1.2 Gist of amendments brought in by the Ordinance

• In-house Adjudication Mechanism: 1. Instituting a transparent and technology driven in-house adjudication mechanism on an online platform and publication of the orders on the website. 2. Strengthening in-house adjudication mechanism by necessitating a concomitant order for making good the default at the time of levying penalty, to achieve the ultimate aim of achieving better compliance.

• Reducing burden on Special Courts: Shifting of jurisdiction of 16 types of corporate offences from the special courts to in-house adjudication, which is expected to reduce the case load of Special Courts by over 60%, thereby enabling them to concentrate on serious corporate offences. With this amendment the scope of in-house adjudication has gone up from 18 Sections at present to 34 Sections of the Act.

• Reducing burden on NCLT by: 1. Enlarging the pecuniary jurisdiction of Regional Director by enhancing the limit up to Rs. 25 Lakh as against earlier limit of Rs. 5 Lakh under Section 441 of the Act; 2. Vesting in the Central Government the power to approve the alteration in the financial year of a company under section 2(41); and 3. Vesting the Central Government the power to approve cases of conversion of public companies into private companies.

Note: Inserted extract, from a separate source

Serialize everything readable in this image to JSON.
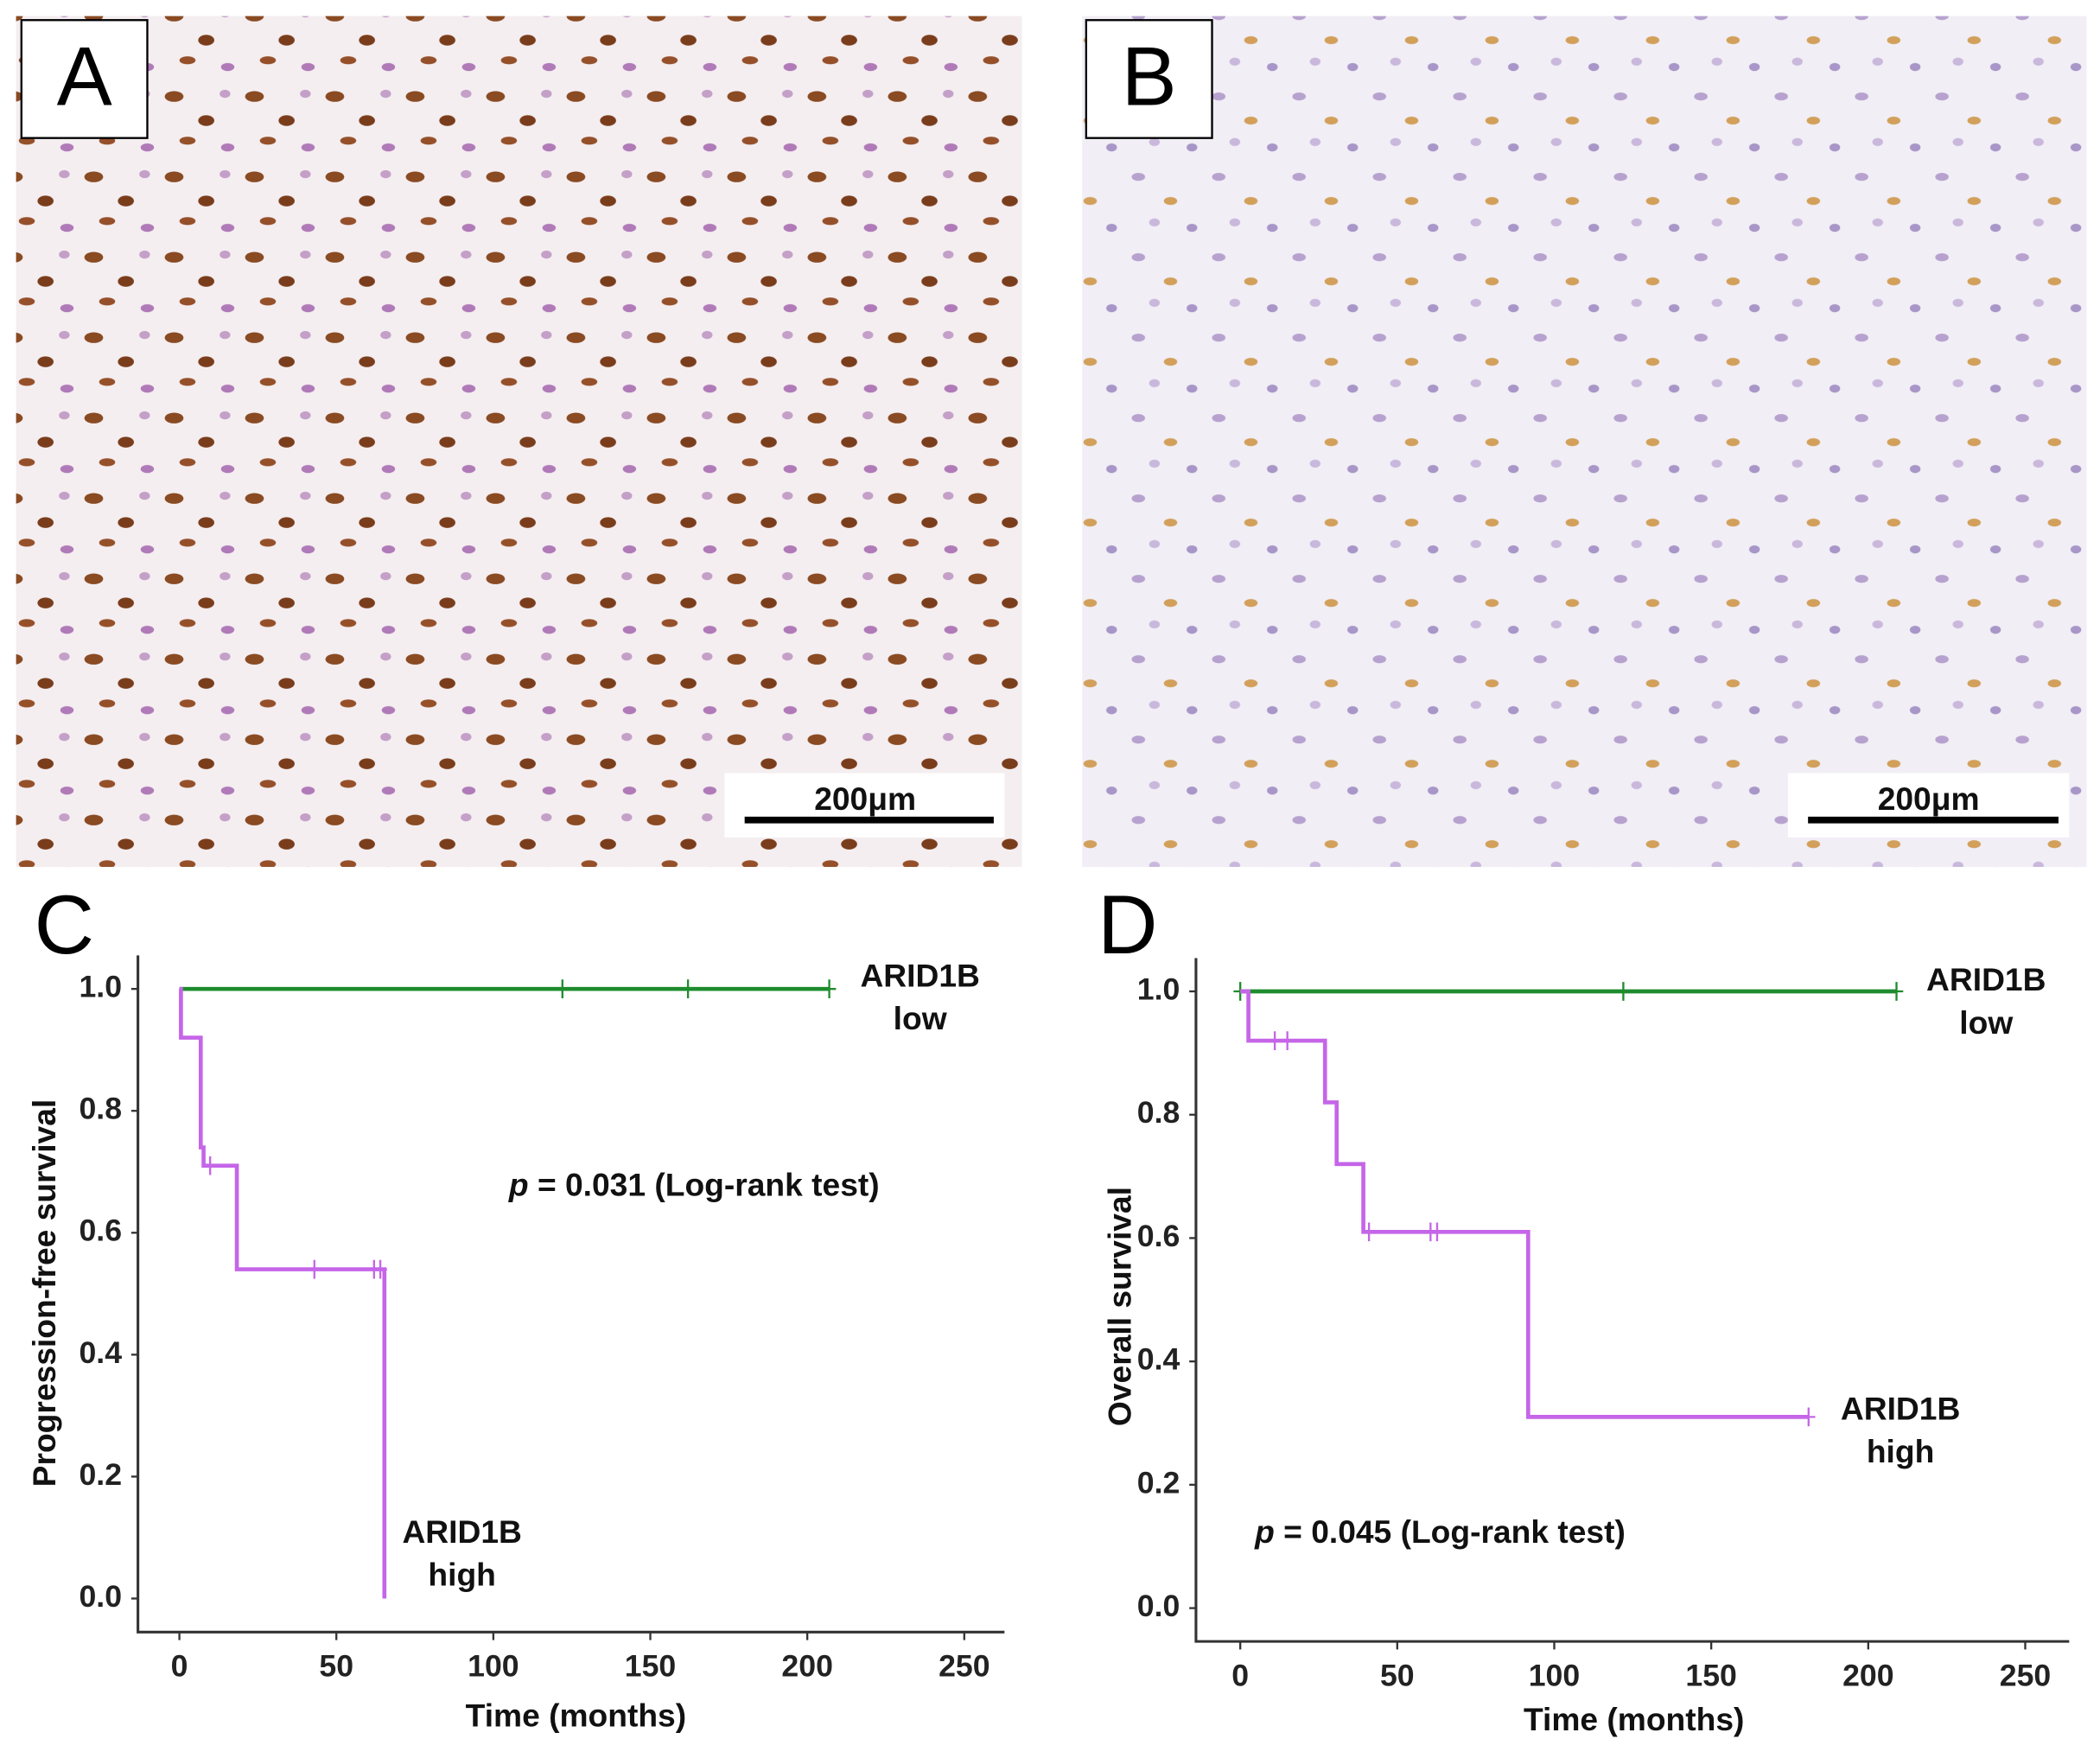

• Rationalization of penalty for small companies: The penalty for small companies and one person companies has been reduced to half of that applicable to normal companies.

• Re-introducing declaration of commencement of business: Re-introduction of declaration of commencement of business provision to better tackle the menace of ‘shell companies’.

• Towards better corporate governance: Greater accountability with respect to filing documents related to creation, modification and satisfaction of charges; non-maintenance of registered office to trigger de-registration process; and holding of directorships beyond permissible limits to trigger disqualification of such directors.